I enjoy photography. It lets me capture feelings and emotions in a different way than sketching or painting can. I can immerse myself in mood and feeling, without having to consider medium. With a modern dSRL, I can not only capture an instantaneous fragment of a mood, but I can shoot dozens of frames over a period of seconds, then see how this mood modulates and changes temporally. And all for the cost of a camera. It’s fascinating.
When I first started reading it, I thought the article and I were in agreement, that photography is indeed art.
But then the article declares the death of the medium.

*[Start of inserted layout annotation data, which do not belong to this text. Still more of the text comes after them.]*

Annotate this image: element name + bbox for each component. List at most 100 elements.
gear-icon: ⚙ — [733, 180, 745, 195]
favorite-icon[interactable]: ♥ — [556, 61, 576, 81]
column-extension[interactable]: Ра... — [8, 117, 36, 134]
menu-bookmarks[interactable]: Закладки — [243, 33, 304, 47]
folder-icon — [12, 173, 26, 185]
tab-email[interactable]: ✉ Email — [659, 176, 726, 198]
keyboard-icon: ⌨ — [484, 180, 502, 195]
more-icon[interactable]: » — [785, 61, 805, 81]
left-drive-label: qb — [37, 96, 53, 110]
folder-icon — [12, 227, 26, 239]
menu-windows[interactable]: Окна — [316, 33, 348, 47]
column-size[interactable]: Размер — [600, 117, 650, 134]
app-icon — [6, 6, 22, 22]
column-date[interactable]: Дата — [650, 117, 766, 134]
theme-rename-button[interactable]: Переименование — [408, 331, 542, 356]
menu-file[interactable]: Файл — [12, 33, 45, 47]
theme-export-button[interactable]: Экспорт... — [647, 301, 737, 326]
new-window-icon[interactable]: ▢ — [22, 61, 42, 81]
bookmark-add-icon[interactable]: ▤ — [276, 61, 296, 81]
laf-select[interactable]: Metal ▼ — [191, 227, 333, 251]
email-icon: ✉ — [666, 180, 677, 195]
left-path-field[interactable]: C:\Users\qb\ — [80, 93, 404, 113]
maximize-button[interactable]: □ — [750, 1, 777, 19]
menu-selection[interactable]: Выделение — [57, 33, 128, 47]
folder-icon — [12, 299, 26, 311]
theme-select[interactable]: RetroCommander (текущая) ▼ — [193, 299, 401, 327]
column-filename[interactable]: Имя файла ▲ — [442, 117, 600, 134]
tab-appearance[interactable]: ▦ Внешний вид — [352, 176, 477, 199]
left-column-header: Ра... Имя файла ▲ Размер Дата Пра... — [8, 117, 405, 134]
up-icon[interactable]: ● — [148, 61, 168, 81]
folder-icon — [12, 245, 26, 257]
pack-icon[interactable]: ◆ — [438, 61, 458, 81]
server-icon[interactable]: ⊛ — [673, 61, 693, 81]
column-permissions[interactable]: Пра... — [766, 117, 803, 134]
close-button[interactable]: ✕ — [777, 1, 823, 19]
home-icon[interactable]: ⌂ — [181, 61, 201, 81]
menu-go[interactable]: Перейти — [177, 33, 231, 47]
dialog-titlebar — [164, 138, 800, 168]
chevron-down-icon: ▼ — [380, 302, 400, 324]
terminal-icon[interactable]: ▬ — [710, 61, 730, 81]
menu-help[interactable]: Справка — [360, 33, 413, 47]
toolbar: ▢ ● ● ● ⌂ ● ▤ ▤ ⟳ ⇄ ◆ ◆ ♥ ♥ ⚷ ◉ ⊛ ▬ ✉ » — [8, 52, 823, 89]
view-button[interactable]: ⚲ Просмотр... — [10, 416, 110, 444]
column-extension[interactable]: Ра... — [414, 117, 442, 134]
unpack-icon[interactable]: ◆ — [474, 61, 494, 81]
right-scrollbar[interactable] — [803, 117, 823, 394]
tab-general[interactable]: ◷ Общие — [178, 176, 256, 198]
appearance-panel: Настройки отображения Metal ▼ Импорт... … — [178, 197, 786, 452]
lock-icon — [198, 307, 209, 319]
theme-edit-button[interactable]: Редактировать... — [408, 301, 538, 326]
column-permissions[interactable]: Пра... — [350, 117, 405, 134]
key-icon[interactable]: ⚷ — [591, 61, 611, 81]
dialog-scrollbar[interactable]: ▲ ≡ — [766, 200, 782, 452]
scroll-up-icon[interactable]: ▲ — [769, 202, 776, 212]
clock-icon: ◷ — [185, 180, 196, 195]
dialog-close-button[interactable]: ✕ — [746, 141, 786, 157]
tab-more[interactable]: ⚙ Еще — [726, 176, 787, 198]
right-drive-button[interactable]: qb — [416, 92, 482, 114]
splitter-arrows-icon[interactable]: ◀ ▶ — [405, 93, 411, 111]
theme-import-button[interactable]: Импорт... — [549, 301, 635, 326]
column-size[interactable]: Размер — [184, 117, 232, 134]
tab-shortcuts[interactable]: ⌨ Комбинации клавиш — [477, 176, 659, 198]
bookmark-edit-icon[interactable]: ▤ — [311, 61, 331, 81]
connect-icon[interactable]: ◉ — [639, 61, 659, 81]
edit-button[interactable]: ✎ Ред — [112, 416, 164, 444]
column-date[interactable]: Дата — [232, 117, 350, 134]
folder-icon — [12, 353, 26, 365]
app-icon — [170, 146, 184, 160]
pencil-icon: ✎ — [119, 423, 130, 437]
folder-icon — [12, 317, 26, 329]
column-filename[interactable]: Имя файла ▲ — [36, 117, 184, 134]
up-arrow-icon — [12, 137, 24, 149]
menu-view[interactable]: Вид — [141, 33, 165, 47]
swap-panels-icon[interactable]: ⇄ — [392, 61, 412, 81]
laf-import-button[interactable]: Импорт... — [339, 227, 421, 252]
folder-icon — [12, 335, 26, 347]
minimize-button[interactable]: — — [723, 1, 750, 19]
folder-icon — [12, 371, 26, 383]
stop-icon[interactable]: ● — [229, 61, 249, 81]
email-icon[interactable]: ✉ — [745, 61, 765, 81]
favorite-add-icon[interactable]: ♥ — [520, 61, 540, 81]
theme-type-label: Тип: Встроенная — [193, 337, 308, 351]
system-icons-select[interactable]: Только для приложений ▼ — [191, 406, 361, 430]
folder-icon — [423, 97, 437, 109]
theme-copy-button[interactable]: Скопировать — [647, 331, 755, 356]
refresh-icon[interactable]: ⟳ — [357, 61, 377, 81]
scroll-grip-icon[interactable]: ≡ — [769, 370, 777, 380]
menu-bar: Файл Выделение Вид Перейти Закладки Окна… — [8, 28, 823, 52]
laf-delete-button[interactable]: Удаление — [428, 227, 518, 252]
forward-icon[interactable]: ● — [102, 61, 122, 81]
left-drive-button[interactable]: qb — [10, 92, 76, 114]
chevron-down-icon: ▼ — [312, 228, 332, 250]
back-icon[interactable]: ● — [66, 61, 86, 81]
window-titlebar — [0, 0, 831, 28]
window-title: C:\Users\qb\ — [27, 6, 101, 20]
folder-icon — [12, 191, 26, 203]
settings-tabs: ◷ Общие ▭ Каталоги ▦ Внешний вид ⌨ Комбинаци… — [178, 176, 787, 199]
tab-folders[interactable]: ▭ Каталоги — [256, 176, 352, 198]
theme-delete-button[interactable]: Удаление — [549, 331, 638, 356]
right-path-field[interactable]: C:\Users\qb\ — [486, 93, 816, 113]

It is dead because photography coupled with digitalization now allows photography to transcend capturing the “real” and allows the photographer (no longer an artist, note) to capture what I am going to call the “hyperreal”.
Am I reading this article right? Does it really say that because photography allows the capture of the hyperreal, it is dead. Photography used to be an art because it was intrinsically linked to reality, that its “special claim on a viewers attention” was as “evidence, rooted in reality”. And so now it’s dead?
Painting started as an art-form firmly rooted in the real. Painters painted landscapes and portraits and all manner of things that were firmly real. But along the way, painting started exploring the hyperreal. Some of the most famous paintings in the world are art, and more rooted in hallucinogenic imaginings of mentally ill painters than in any sort of reality. But these paintings are considered more artistic, not less. Was the death of painting declared? I guess it might have been, by someone too inflexible to deal with change. Painting did not die, it merely passed from the confines of a childhood linked to reality to a hyperreal adolescence.
Art is almost impossible to define, but it is easy to define what it isn’t. Art is not about the real. Art is not about medium, or foundations in the real.
Art is about the relationship formed – sometimes across centuries and cultures and distances – between artist and audience. A relationship that transcends the real and becomes hyperreal.
And photography is not dead. It’s just growing up.